I signal to the class that later they too will be out upon the virtual moors of our latest Victorian Vision Online exercise…
Session 3 of the Victorian Vision Online involved the class each having to find a Victorian song, post up the lyrics, and tell their classmates something about it. This made an interesting swerve as the online exercise after an in-class session on Victorian poetry where in some ways the discussion had been more ‘highbrow’, considering the ways in which Victorian poetry found itself marginalised in the period and struggling to find a sense of its own purpose and role as the novel took centre stage. The idea for this session online came from a colleague of mine, Hilary Weeks, several years ago.
For the first time thus far with the VVO sessions I don’t send the class a reminder/prompt email about the session. I figure by this point in the term they should be into the groove of the sessions and able to follow the programme of when they happen. Sure enough they don’t have any problems getting on with the task. I log in on Monday morning, after three days, and find lots of posts. I had posted a number of links to suggested websites where I thought students might find examples of Victorian songs but they have also used other resources. One student posts that she spent Sunday afternoon listening to a CD of Victorian songs, and her chosen song is a poem called ‘The Lost Chord’ by Adelaide Procter, set to music by Arthur Sullivan in 1887. She is surprised and even a little outraged that she can find so little reference to Procter anywhere.

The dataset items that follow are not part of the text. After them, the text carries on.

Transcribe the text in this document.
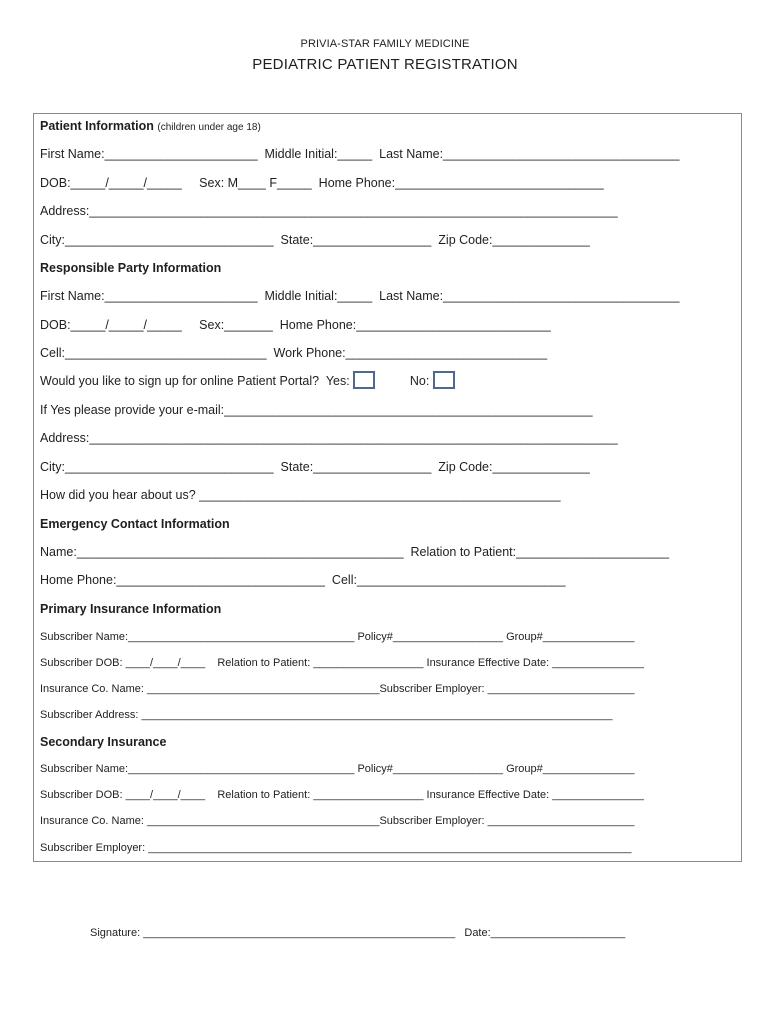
PRIVIA-STAR FAMILY MEDICINE
PEDIATRIC PATIENT REGISTRATION
Patient Information (children under age 18)
First Name:______________________  Middle Initial:_____  Last Name:__________________________________
DOB:_____/_____/_____     Sex: M____ F_____  Home Phone:______________________________
Address:____________________________________________________________________________
City:______________________________  State:_________________  Zip Code:______________
Responsible Party Information
First Name:______________________  Middle Initial:_____  Last Name:__________________________________
DOB:_____/_____/_____     Sex:_______  Home Phone:____________________________
Cell:_____________________________  Work Phone:_____________________________
Would you like to sign up for online Patient Portal?  Yes:           No:
If Yes please provide your e-mail:_____________________________________________________
Address:____________________________________________________________________________
City:______________________________  State:_________________  Zip Code:______________
How did you hear about us? ____________________________________________________
Emergency Contact Information
Name:_______________________________________________  Relation to Patient:______________________
Home Phone:______________________________  Cell:______________________________
Primary Insurance Information
Subscriber Name:_____________________________________ Policy#__________________ Group#_______________
Subscriber DOB: ____/____/____    Relation to Patient: __________________ Insurance Effective Date: _______________
Insurance Co. Name: ______________________________________Subscriber Employer: ________________________
Subscriber Address: _____________________________________________________________________________
Secondary Insurance
Subscriber Name:_____________________________________ Policy#__________________ Group#_______________
Subscriber DOB: ____/____/____    Relation to Patient: __________________ Insurance Effective Date: _______________
Insurance Co. Name: ______________________________________Subscriber Employer: ________________________
Subscriber Employer: _______________________________________________________________________________
Signature: ___________________________________________________   Date:______________________
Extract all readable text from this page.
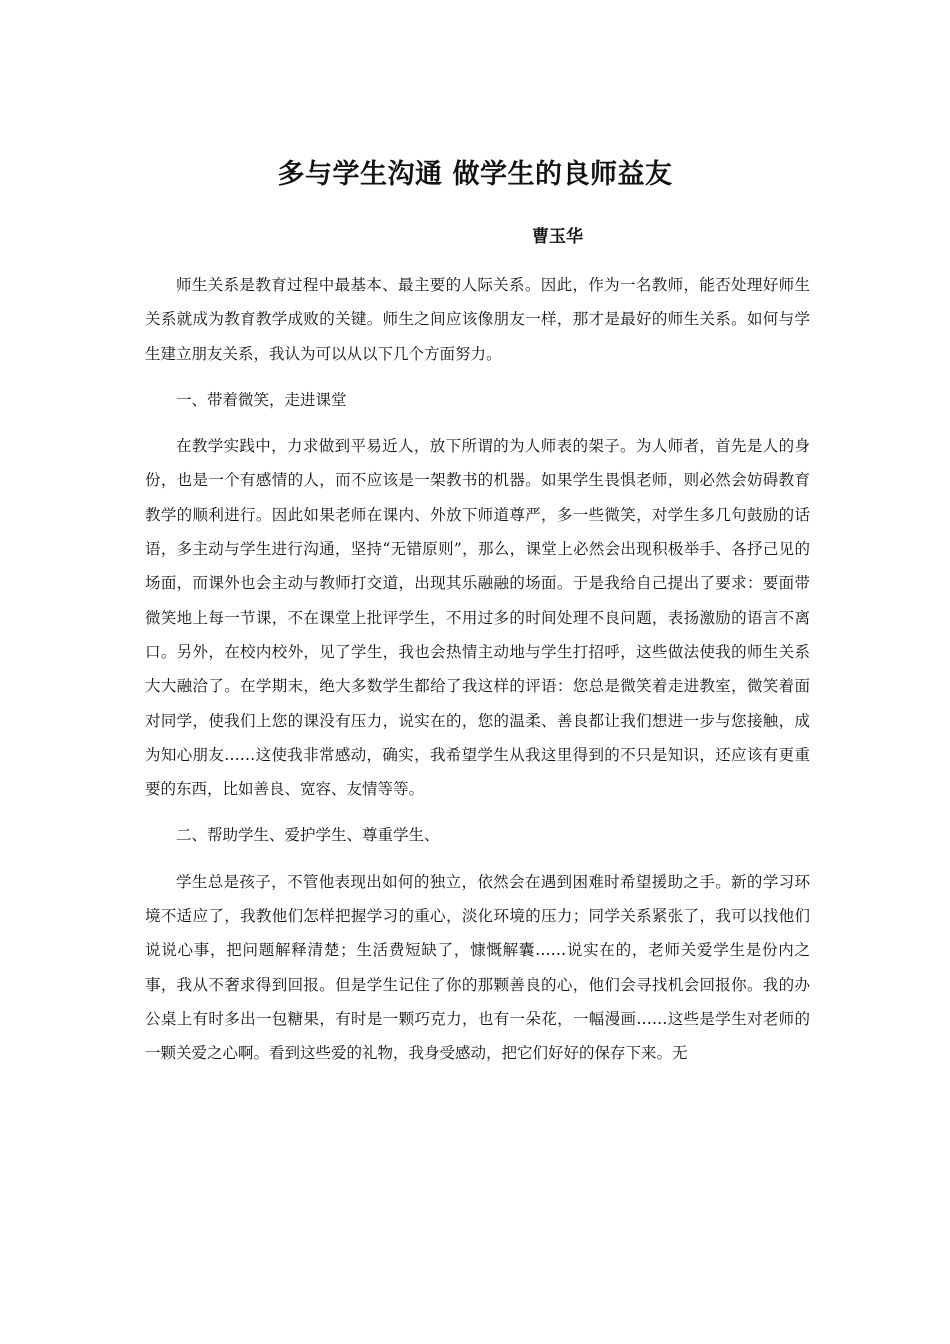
多与学生沟通 做学生的良师益友
曹玉华

师生关系是教育过程中最基本、最主要的人际关系。因此，作为一名教师，能否处理好师生关系就成为教育教学成败的关键。师生之间应该像朋友一样，那才是最好的师生关系。如何与学生建立朋友关系，我认为可以从以下几个方面努力。

一、带着微笑，走进课堂

在教学实践中，力求做到平易近人，放下所谓的为人师表的架子。为人师者，首先是人的身份，也是一个有感情的人，而不应该是一架教书的机器。如果学生畏惧老师，则必然会妨碍教育教学的顺利进行。因此如果老师在课内、外放下师道尊严，多一些微笑，对学生多几句鼓励的话语，多主动与学生进行沟通，坚持“无错原则”，那么，课堂上必然会出现积极举手、各抒己见的场面，而课外也会主动与教师打交道，出现其乐融融的场面。于是我给自己提出了要求：要面带微笑地上每一节课，不在课堂上批评学生，不用过多的时间处理不良问题，表扬激励的语言不离口。另外，在校内校外，见了学生，我也会热情主动地与学生打招呼，这些做法使我的师生关系大大融洽了。在学期末，绝大多数学生都给了我这样的评语：您总是微笑着走进教室，微笑着面对同学，使我们上您的课没有压力，说实在的，您的温柔、善良都让我们想进一步与您接触，成为知心朋友……这使我非常感动，确实，我希望学生从我这里得到的不只是知识，还应该有更重要的东西，比如善良、宽容、友情等等。

二、帮助学生、爱护学生、尊重学生、

学生总是孩子，不管他表现出如何的独立，依然会在遇到困难时希望援助之手。新的学习环境不适应了，我教他们怎样把握学习的重心，淡化环境的压力；同学关系紧张了，我可以找他们说说心事，把问题解释清楚；生活费短缺了，慷慨解囊……说实在的，老师关爱学生是份内之事，我从不奢求得到回报。但是学生记住了你的那颗善良的心，他们会寻找机会回报你。我的办公桌上有时多出一包糖果，有时是一颗巧克力，也有一朵花，一幅漫画……这些是学生对老师的一颗关爱之心啊。看到这些爱的礼物，我身受感动，把它们好好的保存下来。无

There are quite a lot of hymns and Christmas carols posted up — a good reminder that the Victorian period is one of quite a lot of faith as well as doubt — and I’m often impressed by the level of analysis that the class are giving to their finds. A terrific discussion kicks off starting from someone posting ‘All Things Bright and Beautiful’, written by Cecil Frances Alexander and published in 1848 (it ends up as a ‘thread’ of 19 posts). The discussion goes all over the place, and is popular probably because so many of the class can remember singing this hymn at school. A debate starts as to whether children should have to sing hymns in school at all and it ends up in a discussion of religion as the opium of the people and class suppressor when someone finds the now omitted second verse:
The rich man in his castle,
The poor man at his gate,
God made them, high or lowly,
And ordered their estate.
Another student makes the most of my encouragement to the class to interact with each other well on the forum and posts all but the last verse of a popular music hall song. With the subject line of ‘What happens next?’ he invites classmates to suggest how the song’s story turns out. Great stuff.